Por Susy Bello Knoll [1]. Publicado en LWYR 23.04.2025
Cuando acepté la invitación de las profesoras Marie Malarie y Geraldine Goffaux no imaginé que mis clases en París serían una experiencia académica tan enriquecedora. Tuve el gusto de dictar tres clases en la Maestría de Derecho Internacional del Patrimonio Cultural (M2 DPC) de la Universidad París-Saclay[2] a un grupo de veinticuatro profesionales que trabajaron en la propuesta de alternativas de protección de distintos bienes culturales, incluidos algunos de América Latina.
Una de las mayores preocupaciones dentro del Derecho de la Moda es la de encontrar caminos que protejan las creaciones de los pueblos originarios de los abusos que se puedan producir en el marco de la industria. En la mayoría de los casos que se han planteado en diversas oportunidades se ha producido la copia de diseños ancestrales no sólo sin dar crédito a las comunidades que los han desarrollado a través del tiempo sino sin abonar derechos de propiedad intelectual y, en ciertas circunstancias, alterando el sentido del uso que conllevan los elementos en su lugar de origen. Algunos de ellos pueden considerarse, por parte de los pueblos, sagrados o religiosos, es decir, se les otorga un valor espiritual que se ve profanado y vulgarizado generando menoscabo en las tradiciones de un conjunto de individuos que, en definitiva, les dio fuerza y significado. En este sentido, Georg Simmel hablaba de espiritualidad objetivada.
Un grupo social que se sustenta en profundos y estrechos vínculos de unidad e historia en común se distingue de las demás comunidades justamente por una cultura que le es propia y esa manifestación colectiva produce una identidad distintiva que todos debemos respetar.
En el caso de los tartans escoceses, esa tela de lana fabricada con rayas verticales y horizontales en distintos colores que originariamente se teñía con plantas de la región, musgos y bayas, cada dibujo de ellos representa una familia y podemos encontrar miles de combinaciones. Es decir, miles de familias.
En Colombia, el sombrero paisa o antioqueño con su blanco inmaculado del cogojo de la palma es distintivo de los habitantes de la región.
Ambos son ejemplos de pertenencia e identidad.
La moda siempre manifiesta la aceptación social de creaciones que expresan gustos y valores temporales que generalmente enfatizan circunstancias vinculadas con una sociedad y por eso, Malcolm Barnard indicaba que la moda resulta un fenómeno cultural. La moda es una de las expresiones más directas de la cultura. Tengo para mí que, sin duda, los profesionales que se involucren, como mis alumnos franceses, en conocer la esencia de los objetos que contienen valores culturales que se desarrollan y se trasmiten por aprendizaje social y que resultan una manifestación colectiva, tendrán la oportunidad de ayudar a comprender a los actores del sector de la moda que siempre deben recurrir al derecho como herramienta para proteger el negocio pero, en particular, para resguardar los derechos fundamentales de los individuos. Y, dado que, uno de ellos es el derecho a gozar de la propia cultura, si la moda respeta el derecho, entonces, todos podremos reafirmar nuestra identidad individual gozando respetuosamente de la identidad colectiva de otras comunidades distintas de la propia.
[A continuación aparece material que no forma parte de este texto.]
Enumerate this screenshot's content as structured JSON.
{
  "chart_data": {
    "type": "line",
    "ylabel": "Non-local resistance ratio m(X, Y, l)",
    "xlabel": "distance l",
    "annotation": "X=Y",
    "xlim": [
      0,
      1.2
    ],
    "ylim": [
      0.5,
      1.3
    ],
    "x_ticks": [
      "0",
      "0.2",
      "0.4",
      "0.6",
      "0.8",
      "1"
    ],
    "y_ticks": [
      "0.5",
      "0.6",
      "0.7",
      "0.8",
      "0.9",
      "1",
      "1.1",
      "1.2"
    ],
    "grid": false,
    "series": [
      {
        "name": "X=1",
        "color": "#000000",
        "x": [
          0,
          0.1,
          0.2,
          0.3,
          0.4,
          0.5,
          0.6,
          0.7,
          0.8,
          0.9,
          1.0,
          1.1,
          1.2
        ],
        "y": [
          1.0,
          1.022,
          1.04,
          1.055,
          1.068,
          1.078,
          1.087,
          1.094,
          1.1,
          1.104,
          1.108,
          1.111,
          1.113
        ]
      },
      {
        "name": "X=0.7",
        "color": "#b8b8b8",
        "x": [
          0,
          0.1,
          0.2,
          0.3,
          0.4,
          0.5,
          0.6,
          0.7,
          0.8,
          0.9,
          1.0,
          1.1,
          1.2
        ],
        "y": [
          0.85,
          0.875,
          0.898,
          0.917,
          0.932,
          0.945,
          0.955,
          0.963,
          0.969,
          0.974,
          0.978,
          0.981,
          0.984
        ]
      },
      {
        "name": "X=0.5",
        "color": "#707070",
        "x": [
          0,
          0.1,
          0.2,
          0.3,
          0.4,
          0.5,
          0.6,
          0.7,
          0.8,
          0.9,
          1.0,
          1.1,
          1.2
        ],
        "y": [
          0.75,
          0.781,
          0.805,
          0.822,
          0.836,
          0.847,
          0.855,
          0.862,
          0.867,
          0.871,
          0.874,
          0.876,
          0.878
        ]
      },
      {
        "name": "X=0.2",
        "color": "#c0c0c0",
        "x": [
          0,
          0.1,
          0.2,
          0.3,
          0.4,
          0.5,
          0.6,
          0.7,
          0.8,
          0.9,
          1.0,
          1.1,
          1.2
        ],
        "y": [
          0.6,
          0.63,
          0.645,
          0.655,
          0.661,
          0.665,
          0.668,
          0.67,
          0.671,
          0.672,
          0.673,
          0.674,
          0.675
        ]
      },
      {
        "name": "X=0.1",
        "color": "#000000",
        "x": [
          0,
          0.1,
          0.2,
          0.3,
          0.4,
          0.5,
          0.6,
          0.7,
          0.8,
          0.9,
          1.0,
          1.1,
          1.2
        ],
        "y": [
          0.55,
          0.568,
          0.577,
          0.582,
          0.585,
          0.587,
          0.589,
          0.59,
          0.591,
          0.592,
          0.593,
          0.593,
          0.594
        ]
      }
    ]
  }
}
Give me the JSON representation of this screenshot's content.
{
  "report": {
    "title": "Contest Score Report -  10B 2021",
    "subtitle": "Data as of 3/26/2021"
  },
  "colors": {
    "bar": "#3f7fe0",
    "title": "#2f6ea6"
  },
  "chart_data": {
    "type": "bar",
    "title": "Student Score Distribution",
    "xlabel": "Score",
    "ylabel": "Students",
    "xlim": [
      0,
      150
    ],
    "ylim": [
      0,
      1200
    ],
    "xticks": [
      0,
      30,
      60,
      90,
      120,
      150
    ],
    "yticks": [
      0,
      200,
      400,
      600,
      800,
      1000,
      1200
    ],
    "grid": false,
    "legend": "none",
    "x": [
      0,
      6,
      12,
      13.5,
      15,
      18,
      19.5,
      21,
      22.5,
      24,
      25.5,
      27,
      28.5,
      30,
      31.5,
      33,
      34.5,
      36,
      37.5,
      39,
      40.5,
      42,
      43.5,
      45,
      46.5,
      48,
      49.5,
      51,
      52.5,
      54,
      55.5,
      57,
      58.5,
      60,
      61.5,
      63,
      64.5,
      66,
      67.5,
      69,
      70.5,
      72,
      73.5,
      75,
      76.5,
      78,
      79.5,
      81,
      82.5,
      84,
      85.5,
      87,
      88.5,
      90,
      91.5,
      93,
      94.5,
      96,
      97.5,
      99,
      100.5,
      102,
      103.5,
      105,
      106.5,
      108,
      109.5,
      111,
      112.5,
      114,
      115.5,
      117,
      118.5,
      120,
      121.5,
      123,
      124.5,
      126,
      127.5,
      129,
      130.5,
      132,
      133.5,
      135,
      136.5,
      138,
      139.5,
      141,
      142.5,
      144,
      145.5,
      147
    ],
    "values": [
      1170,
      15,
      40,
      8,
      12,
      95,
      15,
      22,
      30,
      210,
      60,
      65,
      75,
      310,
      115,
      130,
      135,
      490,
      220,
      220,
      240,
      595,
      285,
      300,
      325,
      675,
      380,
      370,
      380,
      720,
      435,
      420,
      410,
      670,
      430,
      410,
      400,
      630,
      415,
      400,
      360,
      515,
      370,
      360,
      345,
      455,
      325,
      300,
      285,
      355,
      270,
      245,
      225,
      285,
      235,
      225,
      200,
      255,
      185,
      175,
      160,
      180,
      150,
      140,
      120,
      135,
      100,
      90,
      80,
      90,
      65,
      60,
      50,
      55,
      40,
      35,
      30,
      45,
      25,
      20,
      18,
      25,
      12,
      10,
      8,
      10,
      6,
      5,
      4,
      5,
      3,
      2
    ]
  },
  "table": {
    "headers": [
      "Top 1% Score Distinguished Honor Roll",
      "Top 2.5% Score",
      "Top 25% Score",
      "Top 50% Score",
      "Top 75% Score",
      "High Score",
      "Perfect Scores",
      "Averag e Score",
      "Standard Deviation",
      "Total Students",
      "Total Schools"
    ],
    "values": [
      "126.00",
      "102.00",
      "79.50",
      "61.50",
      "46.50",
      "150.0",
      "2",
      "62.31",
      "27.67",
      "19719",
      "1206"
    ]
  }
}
En fin, Objetivo de Desarrollo Sostenible 16: Paz, Justicia e Instituciones Sólidas.
[1] Abogada y Contadora por la Universidad de Buenos Aires. Master en Derecho Empresario por la Universidad Austral. Doctora en Derecho por la Universidad deSalamanca. Premio Extraordinario de Doctorado 2011-2012. Cursando estudios post doctorales en dicha Universidad. Dirige la Línea de
Investigación No. 21 Derecho, Sostenibilidad y Diseño del Convenio Universidad de Palermo-Universidad de Salamanca que tiene ocho cuadernos de investigación publicados de libre acceso.
Co-coordinadora del Comité Argentino de la Asociación de Expertos en Derecho de la Moda con sede en Madrid. Directora del Instituto de Derecho de la Moda del Colegio Público de la Abogacía de la Capital Federal. Directora del Suplemento de Imagen y Derecho de la Moda de ElDial.com Embajadora LWYR en Argentina.
[2] Esta Universidad está rankeada dentro de las 30 mejores universidades del mundo y es la sexta en el ranking en Europa (ranking CWUR).